Hydrosols can be applied directly to the skin in a lotion, poultice, or fomentation. They can also be taken internally by diluting in water or used as a base in syrups. Hydrosols are safer than volatile oils since they don’t contain the bitter substances, so there is less concern if not diluted properly. With that said, I plan to drink the third sample!
Results: I added one teaspoon of lemon balm hydrosol in black tea- and it was delicious, and I had a great night’s sleep! The first and second samples were labeled and placed in the freezer for future experiments.
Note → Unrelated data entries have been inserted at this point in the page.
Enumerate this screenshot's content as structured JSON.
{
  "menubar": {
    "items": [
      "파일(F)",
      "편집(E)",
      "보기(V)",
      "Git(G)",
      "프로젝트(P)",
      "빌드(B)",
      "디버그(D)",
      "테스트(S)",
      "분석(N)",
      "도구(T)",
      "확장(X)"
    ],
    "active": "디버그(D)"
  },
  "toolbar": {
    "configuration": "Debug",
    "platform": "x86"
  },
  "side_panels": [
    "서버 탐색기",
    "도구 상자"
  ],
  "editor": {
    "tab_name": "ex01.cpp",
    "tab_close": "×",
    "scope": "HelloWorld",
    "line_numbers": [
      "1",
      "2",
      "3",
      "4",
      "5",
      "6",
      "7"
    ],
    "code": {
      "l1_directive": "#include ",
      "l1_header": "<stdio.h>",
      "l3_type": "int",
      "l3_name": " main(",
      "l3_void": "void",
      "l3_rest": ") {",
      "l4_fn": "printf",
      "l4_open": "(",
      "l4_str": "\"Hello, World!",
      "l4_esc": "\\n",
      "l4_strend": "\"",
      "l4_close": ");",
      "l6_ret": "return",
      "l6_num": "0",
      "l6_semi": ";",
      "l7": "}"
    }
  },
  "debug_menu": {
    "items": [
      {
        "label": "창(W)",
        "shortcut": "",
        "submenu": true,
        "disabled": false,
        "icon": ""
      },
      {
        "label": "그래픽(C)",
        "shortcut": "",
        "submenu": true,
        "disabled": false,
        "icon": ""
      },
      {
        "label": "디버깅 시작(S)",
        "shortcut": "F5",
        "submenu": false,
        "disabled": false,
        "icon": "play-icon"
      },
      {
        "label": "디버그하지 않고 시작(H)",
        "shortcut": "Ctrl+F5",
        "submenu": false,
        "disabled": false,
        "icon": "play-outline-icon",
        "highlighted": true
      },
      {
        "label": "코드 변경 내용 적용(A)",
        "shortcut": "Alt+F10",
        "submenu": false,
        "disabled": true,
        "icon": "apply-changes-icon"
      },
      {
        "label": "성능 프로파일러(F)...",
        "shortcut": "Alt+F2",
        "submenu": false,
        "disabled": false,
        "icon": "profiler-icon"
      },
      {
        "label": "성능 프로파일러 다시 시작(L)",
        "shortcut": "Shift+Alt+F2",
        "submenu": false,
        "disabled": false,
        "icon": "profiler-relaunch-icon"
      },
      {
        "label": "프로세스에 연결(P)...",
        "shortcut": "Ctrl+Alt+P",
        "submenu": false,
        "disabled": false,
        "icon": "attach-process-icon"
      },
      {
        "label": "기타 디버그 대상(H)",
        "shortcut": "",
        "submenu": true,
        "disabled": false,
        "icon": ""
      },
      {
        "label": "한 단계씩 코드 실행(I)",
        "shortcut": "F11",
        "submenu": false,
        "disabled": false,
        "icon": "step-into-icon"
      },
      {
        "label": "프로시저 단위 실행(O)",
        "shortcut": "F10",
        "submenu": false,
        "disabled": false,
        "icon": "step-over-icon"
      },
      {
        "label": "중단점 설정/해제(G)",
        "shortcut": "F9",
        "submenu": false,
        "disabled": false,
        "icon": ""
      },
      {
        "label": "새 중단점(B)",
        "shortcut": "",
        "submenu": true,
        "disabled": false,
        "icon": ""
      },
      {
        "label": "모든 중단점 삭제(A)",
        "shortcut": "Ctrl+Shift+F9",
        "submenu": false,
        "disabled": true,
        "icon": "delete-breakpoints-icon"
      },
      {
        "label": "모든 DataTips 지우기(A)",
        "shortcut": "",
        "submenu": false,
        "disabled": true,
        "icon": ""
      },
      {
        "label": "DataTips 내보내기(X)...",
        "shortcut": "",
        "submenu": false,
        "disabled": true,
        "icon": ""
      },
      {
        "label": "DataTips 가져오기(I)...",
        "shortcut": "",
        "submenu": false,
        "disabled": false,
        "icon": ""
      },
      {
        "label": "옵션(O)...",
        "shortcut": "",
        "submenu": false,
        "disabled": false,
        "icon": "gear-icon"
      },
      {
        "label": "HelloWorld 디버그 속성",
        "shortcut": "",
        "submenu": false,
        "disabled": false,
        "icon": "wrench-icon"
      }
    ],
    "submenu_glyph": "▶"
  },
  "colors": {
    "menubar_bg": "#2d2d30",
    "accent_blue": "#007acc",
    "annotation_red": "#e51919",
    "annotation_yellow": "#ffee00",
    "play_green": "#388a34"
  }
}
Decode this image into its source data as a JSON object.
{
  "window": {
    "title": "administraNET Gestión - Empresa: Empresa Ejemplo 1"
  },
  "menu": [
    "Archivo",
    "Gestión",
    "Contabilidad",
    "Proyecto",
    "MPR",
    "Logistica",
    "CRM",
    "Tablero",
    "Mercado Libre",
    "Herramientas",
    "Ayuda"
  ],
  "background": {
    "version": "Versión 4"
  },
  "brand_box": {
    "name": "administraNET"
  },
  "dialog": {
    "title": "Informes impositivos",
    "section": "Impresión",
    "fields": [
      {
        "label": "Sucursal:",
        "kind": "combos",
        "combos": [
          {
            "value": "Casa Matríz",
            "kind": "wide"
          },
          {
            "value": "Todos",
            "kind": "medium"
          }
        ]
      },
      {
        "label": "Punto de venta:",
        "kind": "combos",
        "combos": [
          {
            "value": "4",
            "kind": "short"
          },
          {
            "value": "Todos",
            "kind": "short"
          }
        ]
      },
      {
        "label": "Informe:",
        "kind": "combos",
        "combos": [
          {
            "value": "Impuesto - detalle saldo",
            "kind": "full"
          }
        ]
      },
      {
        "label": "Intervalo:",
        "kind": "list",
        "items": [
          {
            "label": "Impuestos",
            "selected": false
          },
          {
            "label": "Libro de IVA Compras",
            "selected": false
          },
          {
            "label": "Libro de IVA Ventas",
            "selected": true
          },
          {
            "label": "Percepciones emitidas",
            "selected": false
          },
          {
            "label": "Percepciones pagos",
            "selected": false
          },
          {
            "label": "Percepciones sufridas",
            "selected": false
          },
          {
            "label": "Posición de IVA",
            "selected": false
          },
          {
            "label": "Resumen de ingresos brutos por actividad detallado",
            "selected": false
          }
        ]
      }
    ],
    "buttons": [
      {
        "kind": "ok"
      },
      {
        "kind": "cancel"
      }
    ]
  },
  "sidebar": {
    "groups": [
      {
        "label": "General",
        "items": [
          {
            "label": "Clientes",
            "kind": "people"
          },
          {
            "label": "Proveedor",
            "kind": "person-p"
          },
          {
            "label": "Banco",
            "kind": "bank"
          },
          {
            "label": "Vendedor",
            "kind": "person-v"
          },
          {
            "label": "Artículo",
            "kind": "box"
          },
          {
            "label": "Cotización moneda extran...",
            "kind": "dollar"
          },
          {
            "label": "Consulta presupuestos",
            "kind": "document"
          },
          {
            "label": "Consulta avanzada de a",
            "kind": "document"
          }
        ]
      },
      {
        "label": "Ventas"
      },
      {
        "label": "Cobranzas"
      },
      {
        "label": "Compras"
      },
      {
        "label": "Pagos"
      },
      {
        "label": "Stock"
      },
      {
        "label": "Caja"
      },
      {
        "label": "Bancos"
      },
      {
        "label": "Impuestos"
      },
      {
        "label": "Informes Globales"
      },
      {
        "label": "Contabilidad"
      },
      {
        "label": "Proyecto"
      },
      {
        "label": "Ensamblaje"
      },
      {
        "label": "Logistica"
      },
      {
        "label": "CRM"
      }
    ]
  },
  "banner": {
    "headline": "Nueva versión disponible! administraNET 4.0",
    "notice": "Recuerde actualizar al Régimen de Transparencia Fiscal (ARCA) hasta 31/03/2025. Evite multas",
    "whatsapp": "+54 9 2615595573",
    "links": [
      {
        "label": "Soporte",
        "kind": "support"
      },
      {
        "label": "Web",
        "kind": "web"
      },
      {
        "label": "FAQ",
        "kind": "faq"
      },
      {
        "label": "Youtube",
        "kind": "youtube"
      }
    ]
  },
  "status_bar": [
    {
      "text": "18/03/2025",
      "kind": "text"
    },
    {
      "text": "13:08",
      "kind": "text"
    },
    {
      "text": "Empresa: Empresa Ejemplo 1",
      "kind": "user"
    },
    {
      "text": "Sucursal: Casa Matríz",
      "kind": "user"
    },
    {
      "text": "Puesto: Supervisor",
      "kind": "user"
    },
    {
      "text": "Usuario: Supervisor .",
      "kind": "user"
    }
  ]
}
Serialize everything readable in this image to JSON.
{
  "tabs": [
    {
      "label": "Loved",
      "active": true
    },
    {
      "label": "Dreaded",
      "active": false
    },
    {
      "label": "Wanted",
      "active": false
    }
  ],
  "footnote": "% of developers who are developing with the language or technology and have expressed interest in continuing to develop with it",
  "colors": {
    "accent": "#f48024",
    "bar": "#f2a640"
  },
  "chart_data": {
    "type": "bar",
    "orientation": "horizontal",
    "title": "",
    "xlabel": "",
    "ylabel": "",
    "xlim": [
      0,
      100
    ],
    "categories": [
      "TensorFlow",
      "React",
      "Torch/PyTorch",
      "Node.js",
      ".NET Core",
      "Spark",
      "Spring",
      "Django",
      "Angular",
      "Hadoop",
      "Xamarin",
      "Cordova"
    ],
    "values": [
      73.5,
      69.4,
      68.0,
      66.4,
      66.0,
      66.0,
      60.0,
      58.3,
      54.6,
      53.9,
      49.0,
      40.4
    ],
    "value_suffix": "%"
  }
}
Update on November 7, 2015. I had stored the remaining third sample in the refrigerator and have been consuming it in water from time to time. With three ounces, I had 18 teaspoons or 6 tablespoons. A little bit does go a long ways, using less than a tablespoon for 20 oz of water. It is just as clear and tasty today, about six weeks later.
I did find this statement on aromaweb.com that quotes from a book…”Generally hydrosols with a pH of 5.0 or less last longer than hydrosols with a pH over 5.0. As a very broad rule of thumb, I rate those under 5.0 pH at two years and over 5.0 pH at twelve to eighteen months.” [Suzanne Catty, Hydrosols: The Next Aromatherapy (Rochester, VT: Healing Arts Press, 2001), 147.]
Since I have pH strips (from making kombucha), I was able to test the lemon balm hydrosol, which reads 6 on the pH scale. I am sure it will be consumed well within a year!